第4話

 次に入ったのは、2階の奥から2番目の部屋。


「じゃ、入るぞ?」


 振り返ってみんなに声を掛けてから、礼一が先頭で部屋の中へと入る。


 続いて蘭、奈々が入り、私は萌香と一緒に手を繋いで入って、その後から翔と樹が入って来た。

 そこは書斎のようで、壁一面が本棚になっていて、本棚にはところどころに本が残されていた。


「昔はここに本がズラッと並んでたんだろうなぁ、きっと」

「なんか、いるだけで頭が痛くなっちゃいそうだね」


 翔の言葉に、萌香が顔をしかめる。

 その、萌香のしかめた顔が面白くて、私はつい笑ってしまった。

 でも、礼一ならきっと、こういう部屋好きだろうなって思って、礼一の姿を探す。だけど、そんなには広くない部屋の中、礼一の姿を見つけることはできなかった。

 先に部屋を出てしまったのかもしれないと、募る不安を抑えつけて、萌香と一緒に部屋を出てみたけれど、そこにも礼一の姿は無かった。


「ねぇ、萌香」

「なに?」

「礼一、いなくない?」


 みんなに聞こえないように、小さな声で萌香にだけ聞いてみたのだけど。


「レイイチ? ……って?」


 予想通りというかなんというか。

 萌香はキョトンとして私を見た。


 もしかしてこの建物は、部屋に入る度に1人が消えてしまうのかもしれない。しかも、姿が消えるだけじゃなくて、みんなの記憶の中からも。

 でも、本当にそんな事があるのだろうか。

 これはもしかして、みんなが私を驚かそうとして計画したことじゃないのかな。


 色々考えて、私は萌香に聞いてみた。


「ねぇ萌香」

「ん?」

「私たちさ、何人でここに来たんだっけ?」

「どしたの、若菜ちゃん」

「どうもしないけど、何人だったっけ?」

「えーと、7人だよ?」

「え……」

「あれっ? 1人足りないねぇ? どこ行っちゃったんだろ?」


 萌香はキョロキョロと周りを見回している。


「先に戻ったのかな。でも私は若菜ちゃんと一緒にいるから心配しないでね」


 私を安心させるように若菜がニッコリと笑う。

 だけど、私の不安はムクムクと大きく育っていた。


 私たちは8人でここに来たのだ。

 そして、今姿が消えてしまっているのは2人。

 それなのに、萌香は7人でここに来たと言った。

 これはどういうことなのだろうか……



「若菜、萌香! ほら、次入るぞ!」


 見れば、翔が次の部屋のドアの前に立って、こちらを見ている。

 萌香と話している間に、みんなも書斎から出て来て、次の部屋の前へと移っていた。

 私たちも慌てて、次の部屋の前へと移動した。



 次に入ったのは、2階の一番手前の部屋。階段のすぐ近くの部屋だ。

 まず翔が入って、次に蘭、奈々が入り、私は萌香と一緒に手を繋いで入って、その後から樹が入って来た。

 そこは、寝室のようで、大きなベッドが2つ置かれていた。


「うわーっ! バフッて飛び跳ねたいっ!」

「やめときなさい、奈々。埃まみれになるわよ」


 蘭が止めたにも関わらず、奈々は思い切りベッドの上に飛び乗った。案の定、部屋の中に埃が舞い上がる。


「わっ! ごほっ、ごほっ……」


 萌香が私から手を離して、ゴホゴホと咳き込んでいる。もしかして萌香、ダストアレルギーなのかな。
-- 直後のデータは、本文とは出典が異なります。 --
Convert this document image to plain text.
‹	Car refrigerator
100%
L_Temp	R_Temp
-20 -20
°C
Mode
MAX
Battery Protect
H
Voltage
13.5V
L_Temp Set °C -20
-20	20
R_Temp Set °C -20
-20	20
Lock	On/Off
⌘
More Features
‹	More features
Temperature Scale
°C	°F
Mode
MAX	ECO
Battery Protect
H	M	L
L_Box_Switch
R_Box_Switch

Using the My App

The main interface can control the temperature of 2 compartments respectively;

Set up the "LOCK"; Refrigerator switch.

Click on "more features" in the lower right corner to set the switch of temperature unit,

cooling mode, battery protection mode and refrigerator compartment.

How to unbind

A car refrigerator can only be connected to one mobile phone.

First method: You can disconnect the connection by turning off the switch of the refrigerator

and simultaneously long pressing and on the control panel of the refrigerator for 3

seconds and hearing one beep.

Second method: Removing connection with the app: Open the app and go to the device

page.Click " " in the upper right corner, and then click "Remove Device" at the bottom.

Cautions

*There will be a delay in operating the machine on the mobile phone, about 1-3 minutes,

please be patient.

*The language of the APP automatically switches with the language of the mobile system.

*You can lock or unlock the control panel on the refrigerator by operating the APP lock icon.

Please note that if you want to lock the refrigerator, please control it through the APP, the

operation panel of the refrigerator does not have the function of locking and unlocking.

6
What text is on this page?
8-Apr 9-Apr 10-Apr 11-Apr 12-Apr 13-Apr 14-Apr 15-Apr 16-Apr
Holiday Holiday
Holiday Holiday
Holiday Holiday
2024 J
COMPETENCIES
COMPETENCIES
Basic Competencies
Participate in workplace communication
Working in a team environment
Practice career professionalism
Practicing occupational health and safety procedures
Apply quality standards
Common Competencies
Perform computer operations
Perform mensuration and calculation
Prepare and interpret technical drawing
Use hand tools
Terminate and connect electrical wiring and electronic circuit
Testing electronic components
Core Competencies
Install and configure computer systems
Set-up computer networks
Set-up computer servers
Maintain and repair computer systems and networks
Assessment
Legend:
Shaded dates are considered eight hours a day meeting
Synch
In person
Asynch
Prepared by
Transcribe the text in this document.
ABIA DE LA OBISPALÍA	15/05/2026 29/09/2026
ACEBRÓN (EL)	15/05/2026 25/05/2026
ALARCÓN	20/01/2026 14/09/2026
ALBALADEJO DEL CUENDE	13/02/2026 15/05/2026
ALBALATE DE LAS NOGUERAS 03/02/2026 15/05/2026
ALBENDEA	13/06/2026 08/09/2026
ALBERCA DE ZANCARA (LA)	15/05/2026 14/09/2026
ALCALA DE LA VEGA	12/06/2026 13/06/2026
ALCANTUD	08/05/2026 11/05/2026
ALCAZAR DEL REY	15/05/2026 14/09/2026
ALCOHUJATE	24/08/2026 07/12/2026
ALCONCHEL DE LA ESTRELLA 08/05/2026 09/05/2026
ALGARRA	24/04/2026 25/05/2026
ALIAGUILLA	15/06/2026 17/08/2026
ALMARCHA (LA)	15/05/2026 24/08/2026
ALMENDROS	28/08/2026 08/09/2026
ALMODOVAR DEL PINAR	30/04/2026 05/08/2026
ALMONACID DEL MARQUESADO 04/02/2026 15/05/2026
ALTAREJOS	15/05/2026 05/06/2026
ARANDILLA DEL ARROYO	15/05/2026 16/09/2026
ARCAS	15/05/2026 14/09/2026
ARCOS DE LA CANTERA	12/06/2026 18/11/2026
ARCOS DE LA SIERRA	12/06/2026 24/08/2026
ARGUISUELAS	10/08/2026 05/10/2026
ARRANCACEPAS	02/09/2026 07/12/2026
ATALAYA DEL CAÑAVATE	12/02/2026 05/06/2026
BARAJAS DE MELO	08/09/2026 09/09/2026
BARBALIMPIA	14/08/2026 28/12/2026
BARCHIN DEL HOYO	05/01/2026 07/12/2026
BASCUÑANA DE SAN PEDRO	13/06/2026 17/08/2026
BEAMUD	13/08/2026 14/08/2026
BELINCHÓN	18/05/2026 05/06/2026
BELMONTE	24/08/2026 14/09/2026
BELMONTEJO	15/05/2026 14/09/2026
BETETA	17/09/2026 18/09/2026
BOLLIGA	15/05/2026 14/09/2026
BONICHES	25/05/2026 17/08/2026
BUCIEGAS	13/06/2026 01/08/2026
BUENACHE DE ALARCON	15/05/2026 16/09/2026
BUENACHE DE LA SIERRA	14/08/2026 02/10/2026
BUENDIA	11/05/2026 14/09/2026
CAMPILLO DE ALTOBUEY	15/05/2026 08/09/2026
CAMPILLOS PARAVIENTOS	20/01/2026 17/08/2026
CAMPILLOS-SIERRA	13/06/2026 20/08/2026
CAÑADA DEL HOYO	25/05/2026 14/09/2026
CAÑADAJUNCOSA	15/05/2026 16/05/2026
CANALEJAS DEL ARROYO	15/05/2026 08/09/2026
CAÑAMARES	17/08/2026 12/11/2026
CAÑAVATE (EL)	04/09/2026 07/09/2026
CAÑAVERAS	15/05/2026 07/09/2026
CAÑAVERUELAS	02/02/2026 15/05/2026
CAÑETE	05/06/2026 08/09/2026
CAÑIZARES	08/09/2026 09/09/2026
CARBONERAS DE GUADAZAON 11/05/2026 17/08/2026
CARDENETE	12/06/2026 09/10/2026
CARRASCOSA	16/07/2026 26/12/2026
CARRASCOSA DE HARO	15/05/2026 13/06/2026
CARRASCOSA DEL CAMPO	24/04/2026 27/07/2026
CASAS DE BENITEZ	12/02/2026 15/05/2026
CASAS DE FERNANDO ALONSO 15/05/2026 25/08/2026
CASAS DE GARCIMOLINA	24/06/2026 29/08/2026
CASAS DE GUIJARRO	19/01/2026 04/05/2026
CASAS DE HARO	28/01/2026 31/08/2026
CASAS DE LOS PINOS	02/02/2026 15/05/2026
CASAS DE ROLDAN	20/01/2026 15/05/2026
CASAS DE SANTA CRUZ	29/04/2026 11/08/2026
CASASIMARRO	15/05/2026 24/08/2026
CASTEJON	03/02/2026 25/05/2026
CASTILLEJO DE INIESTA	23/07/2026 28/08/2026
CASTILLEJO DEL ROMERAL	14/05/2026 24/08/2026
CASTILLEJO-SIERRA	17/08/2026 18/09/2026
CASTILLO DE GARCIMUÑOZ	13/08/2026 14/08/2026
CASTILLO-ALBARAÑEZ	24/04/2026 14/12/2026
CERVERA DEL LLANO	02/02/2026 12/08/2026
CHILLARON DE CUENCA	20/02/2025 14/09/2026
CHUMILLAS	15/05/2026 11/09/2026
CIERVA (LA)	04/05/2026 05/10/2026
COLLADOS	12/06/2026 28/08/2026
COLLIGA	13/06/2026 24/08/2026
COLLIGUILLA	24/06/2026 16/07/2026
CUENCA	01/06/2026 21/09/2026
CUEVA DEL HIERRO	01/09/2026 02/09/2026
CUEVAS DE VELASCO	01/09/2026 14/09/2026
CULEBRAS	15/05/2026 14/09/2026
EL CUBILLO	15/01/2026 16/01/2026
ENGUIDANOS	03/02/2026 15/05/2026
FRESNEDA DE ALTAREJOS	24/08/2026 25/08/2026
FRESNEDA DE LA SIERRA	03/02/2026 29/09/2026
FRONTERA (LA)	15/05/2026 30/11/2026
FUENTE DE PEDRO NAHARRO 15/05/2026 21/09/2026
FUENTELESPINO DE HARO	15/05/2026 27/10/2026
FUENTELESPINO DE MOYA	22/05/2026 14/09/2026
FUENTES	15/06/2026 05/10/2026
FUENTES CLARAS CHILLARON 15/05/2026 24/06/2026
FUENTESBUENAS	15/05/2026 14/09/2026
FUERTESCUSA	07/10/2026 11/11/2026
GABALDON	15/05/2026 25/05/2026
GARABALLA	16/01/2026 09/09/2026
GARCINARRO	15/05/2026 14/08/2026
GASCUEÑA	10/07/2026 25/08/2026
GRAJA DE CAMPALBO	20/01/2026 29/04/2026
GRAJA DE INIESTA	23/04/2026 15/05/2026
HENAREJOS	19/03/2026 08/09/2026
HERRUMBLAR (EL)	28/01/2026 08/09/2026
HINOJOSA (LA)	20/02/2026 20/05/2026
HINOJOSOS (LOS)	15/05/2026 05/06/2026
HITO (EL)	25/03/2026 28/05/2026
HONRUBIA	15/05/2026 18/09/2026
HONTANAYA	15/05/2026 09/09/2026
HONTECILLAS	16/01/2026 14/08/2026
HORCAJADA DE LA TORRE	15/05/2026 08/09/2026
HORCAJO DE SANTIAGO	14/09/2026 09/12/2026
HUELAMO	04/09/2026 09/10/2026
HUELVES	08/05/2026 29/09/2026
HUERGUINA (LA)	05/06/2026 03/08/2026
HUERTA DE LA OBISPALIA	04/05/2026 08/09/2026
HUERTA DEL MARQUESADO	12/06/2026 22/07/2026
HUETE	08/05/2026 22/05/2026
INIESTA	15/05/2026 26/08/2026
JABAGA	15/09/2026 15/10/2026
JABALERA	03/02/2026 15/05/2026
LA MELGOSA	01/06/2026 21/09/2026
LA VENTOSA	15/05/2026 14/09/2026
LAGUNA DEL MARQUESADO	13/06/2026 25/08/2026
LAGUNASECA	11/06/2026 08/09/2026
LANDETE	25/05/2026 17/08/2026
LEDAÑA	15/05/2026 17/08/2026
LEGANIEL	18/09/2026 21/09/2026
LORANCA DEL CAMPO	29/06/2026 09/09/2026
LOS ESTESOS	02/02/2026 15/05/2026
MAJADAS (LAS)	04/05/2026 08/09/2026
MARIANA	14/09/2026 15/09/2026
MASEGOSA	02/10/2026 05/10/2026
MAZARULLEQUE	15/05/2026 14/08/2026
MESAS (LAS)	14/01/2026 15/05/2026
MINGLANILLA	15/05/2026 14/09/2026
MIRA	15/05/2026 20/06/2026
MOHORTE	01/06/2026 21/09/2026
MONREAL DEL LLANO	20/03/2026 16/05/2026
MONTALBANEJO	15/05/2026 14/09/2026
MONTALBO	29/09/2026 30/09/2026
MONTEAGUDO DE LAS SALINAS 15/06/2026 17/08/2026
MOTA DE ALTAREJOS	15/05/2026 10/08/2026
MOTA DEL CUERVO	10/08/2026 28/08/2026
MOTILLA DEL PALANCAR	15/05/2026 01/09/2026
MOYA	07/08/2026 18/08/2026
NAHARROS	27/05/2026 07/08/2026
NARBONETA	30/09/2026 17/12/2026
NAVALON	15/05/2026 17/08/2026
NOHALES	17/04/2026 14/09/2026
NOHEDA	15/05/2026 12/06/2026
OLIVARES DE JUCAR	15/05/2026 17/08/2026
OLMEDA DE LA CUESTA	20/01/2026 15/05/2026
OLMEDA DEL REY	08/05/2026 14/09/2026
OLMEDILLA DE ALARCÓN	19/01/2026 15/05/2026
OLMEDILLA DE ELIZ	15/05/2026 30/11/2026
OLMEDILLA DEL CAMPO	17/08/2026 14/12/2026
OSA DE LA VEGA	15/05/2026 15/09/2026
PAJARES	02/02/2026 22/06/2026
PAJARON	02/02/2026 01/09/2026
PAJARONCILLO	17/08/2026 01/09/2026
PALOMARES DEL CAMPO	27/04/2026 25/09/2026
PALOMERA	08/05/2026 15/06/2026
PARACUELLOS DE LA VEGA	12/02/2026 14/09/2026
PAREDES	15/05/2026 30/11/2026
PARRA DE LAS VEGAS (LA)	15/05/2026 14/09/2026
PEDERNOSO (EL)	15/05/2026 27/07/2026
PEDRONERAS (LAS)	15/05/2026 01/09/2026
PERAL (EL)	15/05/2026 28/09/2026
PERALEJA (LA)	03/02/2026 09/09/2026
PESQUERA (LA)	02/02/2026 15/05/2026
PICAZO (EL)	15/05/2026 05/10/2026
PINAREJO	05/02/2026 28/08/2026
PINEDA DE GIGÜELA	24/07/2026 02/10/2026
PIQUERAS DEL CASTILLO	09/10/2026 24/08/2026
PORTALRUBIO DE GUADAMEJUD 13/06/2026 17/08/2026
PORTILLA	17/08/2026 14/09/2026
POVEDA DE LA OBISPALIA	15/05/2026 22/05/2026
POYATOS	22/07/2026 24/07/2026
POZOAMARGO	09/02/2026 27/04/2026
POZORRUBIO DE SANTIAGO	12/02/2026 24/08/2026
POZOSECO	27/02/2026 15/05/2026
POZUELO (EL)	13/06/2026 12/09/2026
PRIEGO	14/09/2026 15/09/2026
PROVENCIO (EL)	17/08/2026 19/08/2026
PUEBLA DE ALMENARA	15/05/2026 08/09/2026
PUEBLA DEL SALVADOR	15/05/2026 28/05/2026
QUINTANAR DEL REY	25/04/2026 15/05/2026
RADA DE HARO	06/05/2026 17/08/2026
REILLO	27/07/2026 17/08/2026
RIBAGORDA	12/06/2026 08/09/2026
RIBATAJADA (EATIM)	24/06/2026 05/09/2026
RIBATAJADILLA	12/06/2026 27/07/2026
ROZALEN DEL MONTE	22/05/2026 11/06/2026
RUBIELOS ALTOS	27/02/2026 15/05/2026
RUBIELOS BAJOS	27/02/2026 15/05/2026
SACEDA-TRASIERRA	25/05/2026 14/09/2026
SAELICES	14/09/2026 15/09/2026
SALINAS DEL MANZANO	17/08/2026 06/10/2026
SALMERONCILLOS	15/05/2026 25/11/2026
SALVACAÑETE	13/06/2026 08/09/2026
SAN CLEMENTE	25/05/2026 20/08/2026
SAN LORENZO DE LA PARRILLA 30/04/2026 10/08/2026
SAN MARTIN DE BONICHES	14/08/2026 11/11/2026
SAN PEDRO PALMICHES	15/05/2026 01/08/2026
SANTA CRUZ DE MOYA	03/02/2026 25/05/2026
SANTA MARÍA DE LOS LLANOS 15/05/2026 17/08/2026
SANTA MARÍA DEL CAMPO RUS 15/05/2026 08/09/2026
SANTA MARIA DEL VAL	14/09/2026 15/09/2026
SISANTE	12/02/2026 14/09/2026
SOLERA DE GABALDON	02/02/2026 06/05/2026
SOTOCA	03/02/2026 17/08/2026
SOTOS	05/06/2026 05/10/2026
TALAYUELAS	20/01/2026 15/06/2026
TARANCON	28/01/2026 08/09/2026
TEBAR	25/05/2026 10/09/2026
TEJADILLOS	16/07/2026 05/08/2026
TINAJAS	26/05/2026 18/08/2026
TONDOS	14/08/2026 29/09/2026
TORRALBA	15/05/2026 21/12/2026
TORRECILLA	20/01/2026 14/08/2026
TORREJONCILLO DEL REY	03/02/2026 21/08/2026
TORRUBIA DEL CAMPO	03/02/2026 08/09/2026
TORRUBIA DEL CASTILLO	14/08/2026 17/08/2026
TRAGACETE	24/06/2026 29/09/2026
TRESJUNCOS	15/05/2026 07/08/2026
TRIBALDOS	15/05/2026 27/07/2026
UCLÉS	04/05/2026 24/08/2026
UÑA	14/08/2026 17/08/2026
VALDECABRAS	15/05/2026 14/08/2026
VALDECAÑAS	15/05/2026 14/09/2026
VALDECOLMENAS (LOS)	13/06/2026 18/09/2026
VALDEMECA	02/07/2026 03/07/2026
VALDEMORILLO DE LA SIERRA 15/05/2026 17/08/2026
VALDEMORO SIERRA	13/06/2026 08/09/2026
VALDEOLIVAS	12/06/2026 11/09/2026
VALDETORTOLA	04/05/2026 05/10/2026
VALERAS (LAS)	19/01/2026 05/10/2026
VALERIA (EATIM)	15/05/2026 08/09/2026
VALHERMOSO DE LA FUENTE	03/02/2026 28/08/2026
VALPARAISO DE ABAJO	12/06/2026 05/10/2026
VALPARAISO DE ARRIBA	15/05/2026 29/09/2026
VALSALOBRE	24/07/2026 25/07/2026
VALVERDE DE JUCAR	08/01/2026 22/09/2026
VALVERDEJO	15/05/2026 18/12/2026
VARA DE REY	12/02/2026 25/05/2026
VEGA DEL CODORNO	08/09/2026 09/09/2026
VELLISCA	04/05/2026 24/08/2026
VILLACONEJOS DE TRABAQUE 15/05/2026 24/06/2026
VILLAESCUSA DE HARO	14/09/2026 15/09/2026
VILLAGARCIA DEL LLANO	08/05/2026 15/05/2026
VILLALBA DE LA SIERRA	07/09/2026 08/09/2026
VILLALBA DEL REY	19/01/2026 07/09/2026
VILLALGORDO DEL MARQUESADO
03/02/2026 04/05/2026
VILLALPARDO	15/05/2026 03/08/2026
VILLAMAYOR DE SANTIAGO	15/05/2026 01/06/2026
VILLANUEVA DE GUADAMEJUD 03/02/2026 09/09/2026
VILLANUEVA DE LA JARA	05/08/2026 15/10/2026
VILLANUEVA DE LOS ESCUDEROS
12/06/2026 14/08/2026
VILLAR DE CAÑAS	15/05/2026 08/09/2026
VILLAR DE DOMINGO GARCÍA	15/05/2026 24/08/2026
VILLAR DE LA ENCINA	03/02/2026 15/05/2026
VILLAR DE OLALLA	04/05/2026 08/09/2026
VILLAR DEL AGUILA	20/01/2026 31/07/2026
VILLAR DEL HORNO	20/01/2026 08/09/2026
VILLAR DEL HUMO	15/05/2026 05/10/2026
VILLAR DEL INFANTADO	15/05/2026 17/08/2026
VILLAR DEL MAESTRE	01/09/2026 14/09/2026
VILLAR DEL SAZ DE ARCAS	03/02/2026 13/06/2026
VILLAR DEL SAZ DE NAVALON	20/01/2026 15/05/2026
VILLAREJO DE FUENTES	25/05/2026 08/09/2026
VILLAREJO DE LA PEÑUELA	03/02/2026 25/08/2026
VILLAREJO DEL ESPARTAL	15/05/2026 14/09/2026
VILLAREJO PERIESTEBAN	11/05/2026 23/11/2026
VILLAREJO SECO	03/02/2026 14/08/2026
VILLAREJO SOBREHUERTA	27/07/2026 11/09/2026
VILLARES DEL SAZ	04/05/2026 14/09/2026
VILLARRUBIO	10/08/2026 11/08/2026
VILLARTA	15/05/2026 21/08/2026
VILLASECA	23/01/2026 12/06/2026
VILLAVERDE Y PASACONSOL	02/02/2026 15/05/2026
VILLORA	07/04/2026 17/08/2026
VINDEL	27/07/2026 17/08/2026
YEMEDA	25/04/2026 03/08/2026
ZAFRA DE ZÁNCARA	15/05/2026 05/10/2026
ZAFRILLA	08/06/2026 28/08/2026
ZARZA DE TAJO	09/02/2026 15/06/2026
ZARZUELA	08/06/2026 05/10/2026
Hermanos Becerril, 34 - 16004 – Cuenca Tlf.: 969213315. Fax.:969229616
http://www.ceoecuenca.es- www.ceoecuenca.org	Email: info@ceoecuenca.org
 そうじゃなくても、この埃まみれはちょっとツラいけど。


「萌香、一旦外出よう?」


 そう声を掛けて、私は部屋の外に出た。

 だけど、萌香はいつまで経っても部屋から出てこない。

 埃がツラいのなら、早く部屋から出てくればいいのに。


「萌香~? 大丈夫?」


 部屋に戻って萌香に声を掛ける。

 だけど。


「若菜、あんた誰に話しかけてるの?」


 蘭が不思議そうな顔で私を見る。


「モエカって、誰?」


 奈々も、ベッドの上にチョコンと座ったまま、不思議そうな顔で私を見ていた。